The mass spectrometry serum profiles derived from cancer and controls exhibited numerous statistical differences. For example, use of the Wilcoxon test in comparing the intensity at each of the 15,154 mass to charge (M/Z) values between the cancer and controls, resulted in the detection of 3,591 M/Z values whose intensities differed by a p-value of 10-6 or less. The region containing the M/Z values of greatest statistical difference between cancer and controls occurred at M/Z values less than 500. For example the M/Z values of 2.7921478 and 245.53704 could be used to significantly separate the cancer from control groups. Three other sets of M/Z values were developed using a training set that could distinguish between cancer and control subjects in a test set with 100% sensitivity and specificity.

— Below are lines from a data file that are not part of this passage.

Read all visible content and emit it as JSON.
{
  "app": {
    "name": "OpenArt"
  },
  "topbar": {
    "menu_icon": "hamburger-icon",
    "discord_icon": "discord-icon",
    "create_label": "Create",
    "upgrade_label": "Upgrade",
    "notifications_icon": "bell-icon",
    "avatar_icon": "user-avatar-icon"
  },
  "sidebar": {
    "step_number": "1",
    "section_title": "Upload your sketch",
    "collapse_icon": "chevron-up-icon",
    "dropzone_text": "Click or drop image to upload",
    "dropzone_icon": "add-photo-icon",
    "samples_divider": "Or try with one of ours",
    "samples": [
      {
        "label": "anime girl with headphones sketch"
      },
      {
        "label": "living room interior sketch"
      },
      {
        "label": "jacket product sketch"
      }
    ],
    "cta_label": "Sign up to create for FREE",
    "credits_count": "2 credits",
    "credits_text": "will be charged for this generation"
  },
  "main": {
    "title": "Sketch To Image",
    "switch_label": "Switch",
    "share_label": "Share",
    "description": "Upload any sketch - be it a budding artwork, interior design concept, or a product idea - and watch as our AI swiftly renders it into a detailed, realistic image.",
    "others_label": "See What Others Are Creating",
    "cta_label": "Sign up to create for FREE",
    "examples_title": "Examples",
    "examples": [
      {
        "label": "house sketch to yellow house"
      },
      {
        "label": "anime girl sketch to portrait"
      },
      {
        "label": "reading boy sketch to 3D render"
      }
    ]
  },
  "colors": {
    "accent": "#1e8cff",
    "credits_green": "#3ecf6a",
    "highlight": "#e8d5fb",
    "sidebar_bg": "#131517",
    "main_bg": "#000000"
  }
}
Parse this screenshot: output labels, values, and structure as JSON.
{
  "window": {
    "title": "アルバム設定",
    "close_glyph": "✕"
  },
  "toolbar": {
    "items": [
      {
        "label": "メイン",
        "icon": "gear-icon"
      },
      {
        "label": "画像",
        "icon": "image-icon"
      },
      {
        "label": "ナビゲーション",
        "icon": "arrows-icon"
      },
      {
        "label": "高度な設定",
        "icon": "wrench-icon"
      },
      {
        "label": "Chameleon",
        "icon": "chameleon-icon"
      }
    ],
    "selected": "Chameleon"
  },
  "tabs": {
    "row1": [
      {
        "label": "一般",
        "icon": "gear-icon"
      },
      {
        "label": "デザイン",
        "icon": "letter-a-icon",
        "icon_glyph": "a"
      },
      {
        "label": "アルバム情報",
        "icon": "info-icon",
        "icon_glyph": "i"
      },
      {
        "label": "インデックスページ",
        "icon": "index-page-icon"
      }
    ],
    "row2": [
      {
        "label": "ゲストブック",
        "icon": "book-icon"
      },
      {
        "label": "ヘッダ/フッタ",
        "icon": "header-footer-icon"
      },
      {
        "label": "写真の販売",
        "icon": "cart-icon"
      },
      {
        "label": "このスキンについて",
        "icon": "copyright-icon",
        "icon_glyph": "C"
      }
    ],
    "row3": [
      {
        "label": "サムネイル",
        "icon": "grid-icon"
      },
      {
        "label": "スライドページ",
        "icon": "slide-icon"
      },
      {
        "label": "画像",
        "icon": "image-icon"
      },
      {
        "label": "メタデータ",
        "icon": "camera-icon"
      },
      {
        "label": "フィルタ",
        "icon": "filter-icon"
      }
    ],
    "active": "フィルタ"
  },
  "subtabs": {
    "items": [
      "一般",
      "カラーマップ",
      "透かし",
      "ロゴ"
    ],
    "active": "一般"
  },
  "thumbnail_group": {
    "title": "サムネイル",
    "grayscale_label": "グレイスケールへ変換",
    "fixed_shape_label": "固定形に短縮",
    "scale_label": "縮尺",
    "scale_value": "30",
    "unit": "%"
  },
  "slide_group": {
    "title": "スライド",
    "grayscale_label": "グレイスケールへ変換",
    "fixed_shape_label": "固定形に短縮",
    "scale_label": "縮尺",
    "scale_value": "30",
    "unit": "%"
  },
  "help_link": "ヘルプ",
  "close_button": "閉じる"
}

The ability to discriminate between cancer and control subjects based on the M/Z values of 2.7921478 and 245.53704 reveals the existence of a significant non-biologic experimental bias between these two groups. This bias may invalidate attempts to use this dataset to find patterns of reproducible diagnostic value. To minimize false discovery, results using mass spectrometry and data mining algorithms should be carefully reviewed and benchmarked with routine statistical methods.
卵巢癌的早期检测有可能显著降低死亡率。最近,有报道称,将质谱技术用于生成患者血清蛋白图谱,并结合先进的数据挖掘算法,是实现这一目标的一种很有前景的方法。在本报告中,我们分析了从临床蛋白质组学计划数据库网站下载的卵巢数据集8 - 7 - 02,使用非参数统计和逐步判别分析来制定诊断患者的规则,并了解数据中的一般模式,以指导未来的研究。
来自癌症患者和对照组的质谱血清图谱显示出许多统计学差异。例如,使用威尔科克森检验比较癌症患者和对照组之间15154个质荷比(M/Z)值处的强度,结果检测到3591个M/Z值,其强度差异的p值为10的 - 6次方或更小。癌症患者和对照组之间统计学差异最大的M/Z值所在区域出现在M/Z值小于500的范围内。例如,M/Z值2.7921478和245.53704可用于显著区分癌症组和对照组。另外还使用一个训练集开发了另外三组M/Z值,该训练集能够在测试集中以100%的灵敏度和特异性区分癌症患者和对照对象。
基于M/Z值2.7921478和245.53704区分癌症患者和对照对象的能力揭示了这两组之间存在显著的非生物学实验偏差。这种偏差可能会使利用该数据集寻找具有可重复诊断价值的模式的尝试无效。为了尽量减少错误发现,应仔细审查使用质谱和数据挖掘算法得到的结果,并用常规统计方法进行基准测试。